Remember T3 cannot use both the 1xLP and the 4xGP cores at the same time. It doesn't help at all for mid-throttle workloads, but it helps a lot for very-low-throttle ones. On the other hand, per-core DVFS helps for mid-throttle up to near-maximum throttle, but not very-low throttle. So it's actually orthogonal and complementary.
If you could run the LP and GP cores at the same time, the problem is that the LP core would need to either run at a different voltage (if so why not just do per-core DVFS on the GP cores, at least in a 3+1 configuration?) or run at a ridiculously low frequency (since the GP cores would run fairly low in a mid-throttle and even at max-throttle LP Nominal voltage is higher than G's). You could still achieve slightly higher performance but that's really negligible and not worth the effort.

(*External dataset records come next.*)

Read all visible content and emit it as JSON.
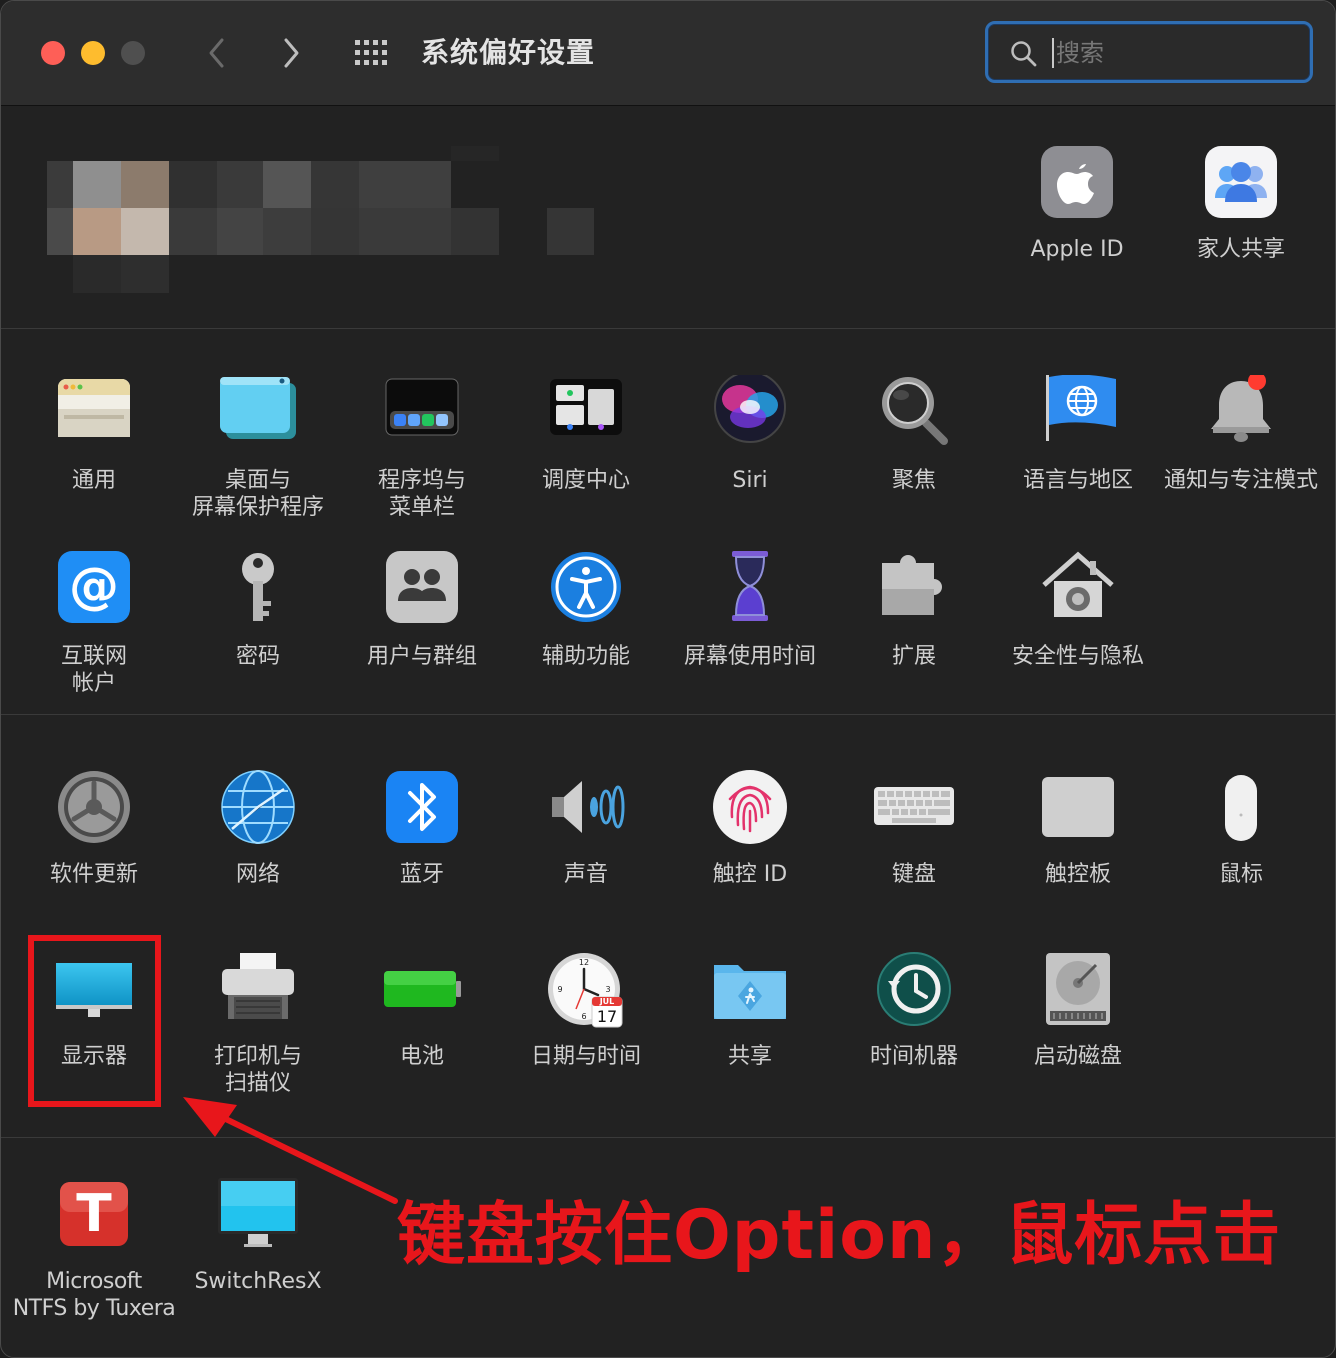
{
  "window": {
    "title": "系统偏好设置",
    "search_placeholder": "搜索"
  },
  "account": {
    "items": [
      {
        "label": "Apple ID",
        "icon": "apple-id-icon"
      },
      {
        "label": "家人共享",
        "icon": "family-sharing-icon"
      }
    ]
  },
  "section1": {
    "items": [
      {
        "label": "通用",
        "icon": "general-icon"
      },
      {
        "label": "桌面与\n屏幕保护程序",
        "icon": "desktop-screensaver-icon"
      },
      {
        "label": "程序坞与\n菜单栏",
        "icon": "dock-menubar-icon"
      },
      {
        "label": "调度中心",
        "icon": "mission-control-icon"
      },
      {
        "label": "Siri",
        "icon": "siri-icon"
      },
      {
        "label": "聚焦",
        "icon": "spotlight-icon"
      },
      {
        "label": "语言与地区",
        "icon": "language-region-icon"
      },
      {
        "label": "通知与专注模式",
        "icon": "notifications-icon"
      },
      {
        "label": "互联网\n帐户",
        "icon": "internet-accounts-icon"
      },
      {
        "label": "密码",
        "icon": "passwords-icon"
      },
      {
        "label": "用户与群组",
        "icon": "users-groups-icon"
      },
      {
        "label": "辅助功能",
        "icon": "accessibility-icon"
      },
      {
        "label": "屏幕使用时间",
        "icon": "screen-time-icon"
      },
      {
        "label": "扩展",
        "icon": "extensions-icon"
      },
      {
        "label": "安全性与隐私",
        "icon": "security-privacy-icon"
      }
    ]
  },
  "section2": {
    "items": [
      {
        "label": "软件更新",
        "icon": "software-update-icon"
      },
      {
        "label": "网络",
        "icon": "network-icon"
      },
      {
        "label": "蓝牙",
        "icon": "bluetooth-icon"
      },
      {
        "label": "声音",
        "icon": "sound-icon"
      },
      {
        "label": "触控 ID",
        "icon": "touch-id-icon"
      },
      {
        "label": "键盘",
        "icon": "keyboard-icon"
      },
      {
        "label": "触控板",
        "icon": "trackpad-icon"
      },
      {
        "label": "鼠标",
        "icon": "mouse-icon"
      },
      {
        "label": "显示器",
        "icon": "displays-icon"
      },
      {
        "label": "打印机与\n扫描仪",
        "icon": "printers-scanners-icon"
      },
      {
        "label": "电池",
        "icon": "battery-icon"
      },
      {
        "label": "日期与时间",
        "icon": "date-time-icon",
        "calendar_month": "JUL",
        "calendar_day": "17"
      },
      {
        "label": "共享",
        "icon": "sharing-icon"
      },
      {
        "label": "时间机器",
        "icon": "time-machine-icon"
      },
      {
        "label": "启动磁盘",
        "icon": "startup-disk-icon"
      }
    ]
  },
  "section3": {
    "items": [
      {
        "label": "Microsoft\nNTFS by Tuxera",
        "icon": "tuxera-ntfs-icon",
        "glyph": "T"
      },
      {
        "label": "SwitchResX",
        "icon": "switchresx-icon"
      }
    ]
  },
  "annotation": {
    "text": "键盘按住Option，鼠标点击",
    "color": "#e8161b"
  }
}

So it seems to me that the optimal implementation (taking cost into consideration) is 1xLP sharing a voltage domain with 1xG (never active at the same time for complexity reasons) plus 3xG sharing another voltage domain (but with asynchronous clocks). The 1xG is the first one to reach maximum clock speed and the 3xG cannot reach the maximum clock speed simultaneously (ala Intel Turbo Boost). The whole thing is monitored ala AMD PowerTune to stay within the TDP and minimise heat hotspots.

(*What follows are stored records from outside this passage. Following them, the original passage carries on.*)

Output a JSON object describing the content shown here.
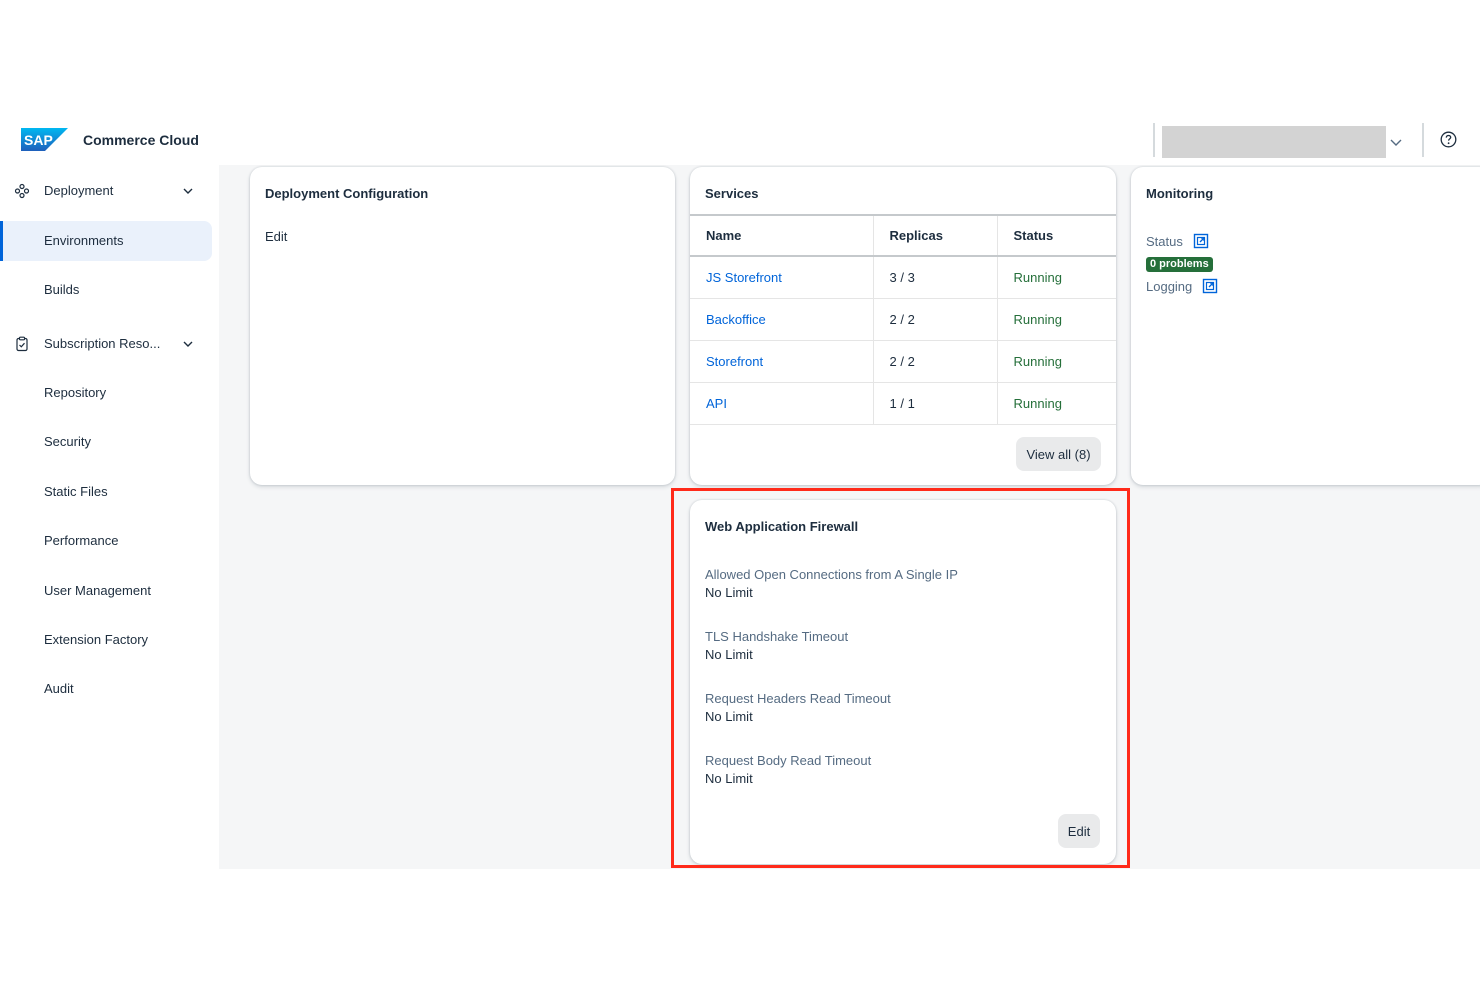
{
  "header": {
    "product_name": "Commerce Cloud",
    "logo_icon": "sap-logo",
    "help_icon": "question-circle-icon"
  },
  "sidebar": {
    "items": [
      {
        "label": "Deployment",
        "icon": "deployment-icon",
        "expandable": true
      },
      {
        "label": "Environments",
        "selected": true
      },
      {
        "label": "Builds"
      },
      {
        "label": "Subscription Reso...",
        "icon": "clipboard-check-icon",
        "expandable": true
      },
      {
        "label": "Repository"
      },
      {
        "label": "Security"
      },
      {
        "label": "Static Files"
      },
      {
        "label": "Performance"
      },
      {
        "label": "User Management"
      },
      {
        "label": "Extension Factory"
      },
      {
        "label": "Audit"
      }
    ]
  },
  "deployment_config": {
    "title": "Deployment Configuration",
    "edit_label": "Edit"
  },
  "services": {
    "title": "Services",
    "columns": [
      "Name",
      "Replicas",
      "Status"
    ],
    "rows": [
      {
        "name": "JS Storefront",
        "replicas": "3 / 3",
        "status": "Running"
      },
      {
        "name": "Backoffice",
        "replicas": "2 / 2",
        "status": "Running"
      },
      {
        "name": "Storefront",
        "replicas": "2 / 2",
        "status": "Running"
      },
      {
        "name": "API",
        "replicas": "1 / 1",
        "status": "Running"
      }
    ],
    "view_all_label": "View all (8)"
  },
  "monitoring": {
    "title": "Monitoring",
    "status_label": "Status",
    "problems_badge": "0 problems",
    "logging_label": "Logging",
    "external_link_icon": "external-link-icon"
  },
  "waf": {
    "title": "Web Application Firewall",
    "fields": [
      {
        "label": "Allowed Open Connections from A Single IP",
        "value": "No Limit"
      },
      {
        "label": "TLS Handshake Timeout",
        "value": "No Limit"
      },
      {
        "label": "Request Headers Read Timeout",
        "value": "No Limit"
      },
      {
        "label": "Request Body Read Timeout",
        "value": "No Limit"
      }
    ],
    "edit_label": "Edit"
  },
  "colors": {
    "accent": "#0064d9",
    "running": "#256f3a",
    "highlight": "#ff2a1a",
    "content_bg": "#f5f6f7"
  }
}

With the A15 that extra 5th core is quite expensive and it's also overkill for background tasks at idle so maybe an A9-class core would be better (or a higher clocked A5-class core - even with higher leakage transistors it should be better than an A15 since it's so small). It will be interesting to see what exactly ST-Ericsson is doing on the A9600. There's a bigger argument for simultaneous operation of all the cores there but I don't think they'll do it because of the massive software complexity involved (including OS-level).
A small summary:
- Dual-core: Higher perf, higher TDP, higher perf/W for mid-throttle workloads with 2+ fairly symmetric threads.

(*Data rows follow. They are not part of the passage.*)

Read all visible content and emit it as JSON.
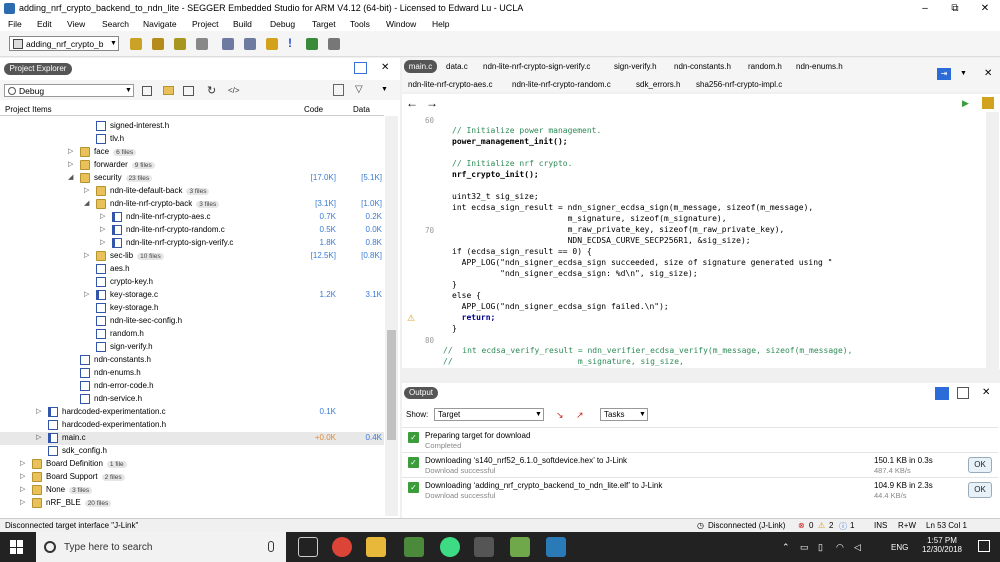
{
  "window": {
    "title": "adding_nrf_crypto_backend_to_ndn_lite - SEGGER Embedded Studio for ARM V4.12 (64-bit) - Licensed to Edward Lu - UCLA",
    "minimize": "–",
    "maximize": "⧉",
    "close": "✕"
  },
  "menu": [
    "File",
    "Edit",
    "View",
    "Search",
    "Navigate",
    "Project",
    "Build",
    "Debug",
    "Target",
    "Tools",
    "Window",
    "Help"
  ],
  "toolbar": {
    "project_combo": "adding_nrf_crypto_b"
  },
  "project_explorer": {
    "tab": "Project Explorer",
    "config": "Debug",
    "col_items": "Project Items",
    "col_code": "Code",
    "col_data": "Data",
    "rows": [
      {
        "label": "signed-interest.h",
        "count": "",
        "code": "",
        "data": "",
        "indent": 100,
        "kind": "file",
        "exp": ""
      },
      {
        "label": "tlv.h",
        "count": "",
        "code": "",
        "data": "",
        "indent": 100,
        "kind": "file",
        "exp": ""
      },
      {
        "label": "face",
        "count": "6 files",
        "code": "",
        "data": "",
        "indent": 84,
        "kind": "folder",
        "exp": "▷"
      },
      {
        "label": "forwarder",
        "count": "9 files",
        "code": "",
        "data": "",
        "indent": 84,
        "kind": "folder",
        "exp": "▷"
      },
      {
        "label": "security",
        "count": "23 files",
        "code": "[17.0K]",
        "data": "[5.1K]",
        "indent": 84,
        "kind": "folder",
        "exp": "◢"
      },
      {
        "label": "ndn-lite-default-back",
        "count": "3 files",
        "code": "",
        "data": "",
        "indent": 100,
        "kind": "folder",
        "exp": "▷"
      },
      {
        "label": "ndn-lite-nrf-crypto-back",
        "count": "3 files",
        "code": "[3.1K]",
        "data": "[1.0K]",
        "indent": 100,
        "kind": "folder",
        "exp": "◢"
      },
      {
        "label": "ndn-lite-nrf-crypto-aes.c",
        "count": "",
        "code": "0.7K",
        "data": "0.2K",
        "indent": 116,
        "kind": "cfile",
        "exp": "▷"
      },
      {
        "label": "ndn-lite-nrf-crypto-random.c",
        "count": "",
        "code": "0.5K",
        "data": "0.0K",
        "indent": 116,
        "kind": "cfile",
        "exp": "▷"
      },
      {
        "label": "ndn-lite-nrf-crypto-sign-verify.c",
        "count": "",
        "code": "1.8K",
        "data": "0.8K",
        "indent": 116,
        "kind": "cfile",
        "exp": "▷"
      },
      {
        "label": "sec-lib",
        "count": "10 files",
        "code": "[12.5K]",
        "data": "[0.8K]",
        "indent": 100,
        "kind": "folder",
        "exp": "▷"
      },
      {
        "label": "aes.h",
        "count": "",
        "code": "",
        "data": "",
        "indent": 100,
        "kind": "file",
        "exp": ""
      },
      {
        "label": "crypto-key.h",
        "count": "",
        "code": "",
        "data": "",
        "indent": 100,
        "kind": "file",
        "exp": ""
      },
      {
        "label": "key-storage.c",
        "count": "",
        "code": "1.2K",
        "data": "3.1K",
        "indent": 100,
        "kind": "cfile",
        "exp": "▷"
      },
      {
        "label": "key-storage.h",
        "count": "",
        "code": "",
        "data": "",
        "indent": 100,
        "kind": "file",
        "exp": ""
      },
      {
        "label": "ndn-lite-sec-config.h",
        "count": "",
        "code": "",
        "data": "",
        "indent": 100,
        "kind": "file",
        "exp": ""
      },
      {
        "label": "random.h",
        "count": "",
        "code": "",
        "data": "",
        "indent": 100,
        "kind": "file",
        "exp": ""
      },
      {
        "label": "sign-verify.h",
        "count": "",
        "code": "",
        "data": "",
        "indent": 100,
        "kind": "file",
        "exp": ""
      },
      {
        "label": "ndn-constants.h",
        "count": "",
        "code": "",
        "data": "",
        "indent": 84,
        "kind": "file",
        "exp": ""
      },
      {
        "label": "ndn-enums.h",
        "count": "",
        "code": "",
        "data": "",
        "indent": 84,
        "kind": "file",
        "exp": ""
      },
      {
        "label": "ndn-error-code.h",
        "count": "",
        "code": "",
        "data": "",
        "indent": 84,
        "kind": "file",
        "exp": ""
      },
      {
        "label": "ndn-service.h",
        "count": "",
        "code": "",
        "data": "",
        "indent": 84,
        "kind": "file",
        "exp": ""
      },
      {
        "label": "hardcoded-experimentation.c",
        "count": "",
        "code": "0.1K",
        "data": "",
        "indent": 52,
        "kind": "cfile",
        "exp": "▷"
      },
      {
        "label": "hardcoded-experimentation.h",
        "count": "",
        "code": "",
        "data": "",
        "indent": 52,
        "kind": "file",
        "exp": ""
      },
      {
        "label": "main.c",
        "count": "",
        "code": "+0.0K",
        "data": "0.4K",
        "indent": 52,
        "kind": "cfile",
        "exp": "▷",
        "selected": true
      },
      {
        "label": "sdk_config.h",
        "count": "",
        "code": "",
        "data": "",
        "indent": 52,
        "kind": "file",
        "exp": ""
      },
      {
        "label": "Board Definition",
        "count": "1 file",
        "code": "",
        "data": "",
        "indent": 36,
        "kind": "folder",
        "exp": "▷"
      },
      {
        "label": "Board Support",
        "count": "2 files",
        "code": "",
        "data": "",
        "indent": 36,
        "kind": "folder",
        "exp": "▷"
      },
      {
        "label": "None",
        "count": "3 files",
        "code": "",
        "data": "",
        "indent": 36,
        "kind": "folder",
        "exp": "▷"
      },
      {
        "label": "nRF_BLE",
        "count": "20 files",
        "code": "",
        "data": "",
        "indent": 36,
        "kind": "folder",
        "exp": "▷"
      }
    ]
  },
  "editor": {
    "tabs_row1": [
      "main.c",
      "data.c",
      "ndn-lite-nrf-crypto-sign-verify.c",
      "sign-verify.h",
      "ndn-constants.h",
      "random.h",
      "ndn-enums.h"
    ],
    "tabs_row2": [
      "ndn-lite-nrf-crypto-aes.c",
      "ndn-lite-nrf-crypto-random.c",
      "sdk_errors.h",
      "sha256-nrf-crypto-impl.c"
    ],
    "line_numbers": [
      "60",
      "70",
      "80"
    ],
    "code": [
      "// Initialize power management.",
      "power_management_init();",
      "",
      "// Initialize nrf crypto.",
      "nrf_crypto_init();",
      "",
      "uint32_t sig_size;",
      "int ecdsa_sign_result = ndn_signer_ecdsa_sign(m_message, sizeof(m_message),",
      "                        m_signature, sizeof(m_signature),",
      "                        m_raw_private_key, sizeof(m_raw_private_key),",
      "                        NDN_ECDSA_CURVE_SECP256R1, &sig_size);",
      "if (ecdsa_sign_result == 0) {",
      "  APP_LOG(\"ndn_signer_ecdsa_sign succeeded, size of signature generated using \"",
      "          \"ndn_signer_ecdsa_sign: %d\\n\", sig_size);",
      "}",
      "else {",
      "  APP_LOG(\"ndn_signer_ecdsa_sign failed.\\n\");",
      "  return;",
      "}",
      "",
      "//  int ecdsa_verify_result = ndn_verifier_ecdsa_verify(m_message, sizeof(m_message),",
      "//                          m_signature, sig_size,"
    ]
  },
  "output": {
    "tab": "Output",
    "show_label": "Show:",
    "target": "Target",
    "tasks": "Tasks",
    "items": [
      {
        "title": "Preparing target for download",
        "sub": "Completed",
        "r1": "",
        "r2": "",
        "ok": ""
      },
      {
        "title": "Downloading ‘s140_nrf52_6.1.0_softdevice.hex’ to J-Link",
        "sub": "Download successful",
        "r1": "150.1 KB in 0.3s",
        "r2": "487.4 KB/s",
        "ok": "OK"
      },
      {
        "title": "Downloading ‘adding_nrf_crypto_backend_to_ndn_lite.elf’ to J-Link",
        "sub": "Download successful",
        "r1": "104.9 KB in 2.3s",
        "r2": "44.4 KB/s",
        "ok": "OK"
      }
    ]
  },
  "status": {
    "left": "Disconnected target interface \"J-Link\"",
    "conn": "Disconnected (J-Link)",
    "errors": "0",
    "warnings": "2",
    "info": "1",
    "ins": "INS",
    "rw": "R+W",
    "pos": "Ln 53 Col 1"
  },
  "taskbar": {
    "search": "Type here to search",
    "lang": "ENG",
    "time": "1:57 PM",
    "date": "12/30/2018"
  }
}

- Quad-core: Higher perf, higher TDP, higher perf/W for mid-throttle workloads with 4+ fairly symmetric threads.
- Per-core Clock: Higher perf/W for mid-throttle up to near-maximum workloads with non-symmetric threads (i.e. most of them to some extent). Some indication T30 might support it as well BTW.
- Per-core DVFS: Same as above, but to a *much* greater extent. Also a bigger incremental cost increase but still not that big (mostly harder to implement and A9 doesn't support it iirc). This is unique to Qualcomm for now.
- Same LP Core: Higher perf/W at very-low-throttle. Indirectly allows you to get away with slightly higher leakage transistors on the other cores to increase performance and/or reduce dynamic power at the same frequency. First introduced by Marvell in the Armada 628.
- Different Lower Power Core: Same benefits but with lower cost and/or higher idle power savings, especially when the main cores are as big as the Cortex-A15. Might not use as low performance/leakage transistors so that the performance gap between the cores isn't too huge.
- Simultaneous Different Cores: Here be dragons!